Eingewickelt in Handtücher ging ich zurück ins Zimmer. Einer der Diener hatte alle Geschenke der Junggesellen auf meiner Kommode aufgereiht. Ich warf einen Blick darauf, konnte aber außer einer Schachtel edler Pralinen nichts Nützliches entdecken. Also riss ich die Packung auf und warf mir eine der sicher lächerlich teuren Schokoladenkreationen in den Mund.

Dann fiel ich auf mein Bett, hob die Decke an und kuschelte mich in sie hinein. Unter dem Kopfkissen lag ein Messer, aber eigentlich brauchte ich hier keine Waffe, denn ich fühlte mich sicher. Vor allem, wenn die Nacht kam und mit ihr die Dunkelheit, hatte ich das Gefühl, mein Vater selbst würde über mich wachen und seine Hände über mich legen, um mich zu beschützen. Zumindest hatte ich mir das früher gerne so vorgestellt.

Plötzlich ging die Tür auf und eine zierliche Gestalt schob sich herein.

»Lauri?« Es war meine Schwester Gerlina, die, mit einem rosafarbenen Schlafanzug bekleidet, vor mir stand. »Kann ich hier schlafen?«

»Wenn Mutter das erfährt …«, erinnerte ich sie. Die Baronin fand das ein Zeichen von Verweichlichung. Früher hatte sich Gerlina vor der Dunkelheit gefürchtet und war regelmäßig in mein Bett geschlichen, bis Mutter uns erwischt hatte. Danach musste Lina nächtelang im finsteren Keller ausharren, bis sie ihre Furcht vor der Dunkelheit überwunden hatte.
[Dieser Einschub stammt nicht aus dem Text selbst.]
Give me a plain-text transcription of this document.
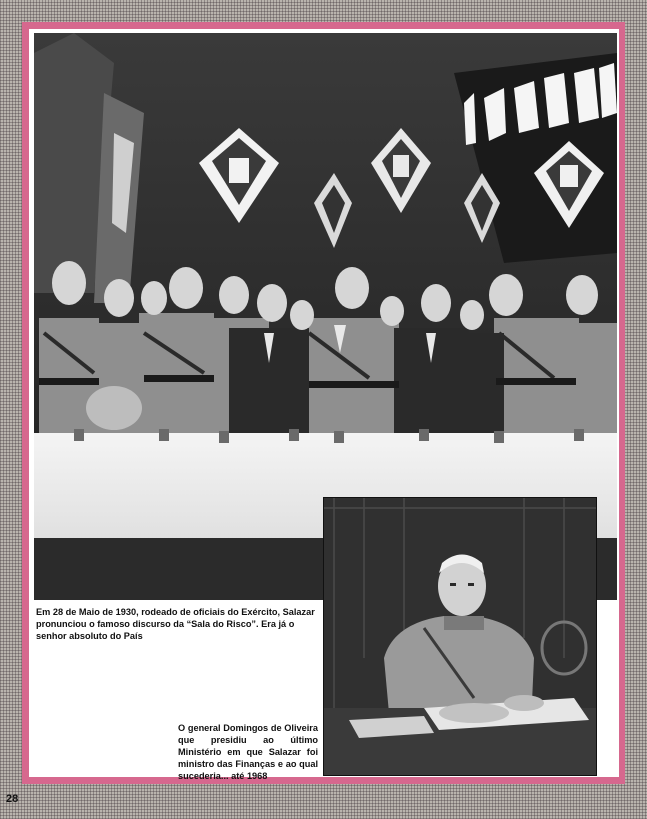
Em 28 de Maio de 1930, rodeado de oficiais do Exército, Salazar pronunciou o famoso discurso da “Sala do Risco”. Era já o senhor absoluto do País
O general Domingos de Oliveira que presidiu ao último Ministério em que Salazar foi ministro das Finanças e ao qual sucederia... até 1968
28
»Ist mir egal … Im Moment habe ich mehr Angst vor einem weiteren Attentäter als vor ihr.« Eh ich mich’s versah, schlüpfte sie zu mir unter die Decke. »Ihhh! Bist du wieder nackt?«

»Ich hab ein Handtuch an«, verteidigte ich mich.

»Das ist keine anständige Schlafbekleidung«, schimpfte sie mit gespielter Empörung. »Das gehört sich nicht für eine Baronessa.«

»Als ob mich das kümmert«, schnaubte ich und sie kicherte.

Eine Weile schwiegen wir.

»Du findest die Verantwortlichen doch, oder, Lauri?«, hakte sie nach und ich hörte die Angst in ihrer Stimme mitschwingen. Sofort wurde mein Blick weich und ich griff nach ihrem Kinn.

»Ich werde mein Bestes geben«, versprach ich, auch wenn ich noch keine Ahnung hatte, wo ich meine Suche beginnen sollte. Der Schwarze Ring war überall und nirgends. »Bleib hier, wenn du willst.«

Mit diesen Worten drehte ich mich um. Sofort schlangen sich dünne Arme um meinen Körper und ich spürte Gerlinas heißen Atem zwischen meinen Schulterblättern. »Danke.«

Ich knurrte.

»Es ist nicht deine Schuld«, fuhr Gerlina fort und drückte mich.

Sofort hatte ich wieder Seraphines entsetzten Blick vor Augen und den Unschuldigen mit der Glasrose, der sich stöhnend auf dem Boden wand.

Doch! Es war meine Schuld …

»Du wolltest uns nur beschützen«, flüsterte meine Schwester weiter. Auch wenn ich nur allzu gerne die Unnahbare spielte, schien sie immer genau zu wissen, was in mir vorging. »Das ist es, was du tust. Und dafür liebe ich dich.«

Ja, das wollte ich. Sie beschützen. Vor den Gefahren da draußen, aber auch vor dem, was in mir lauerte.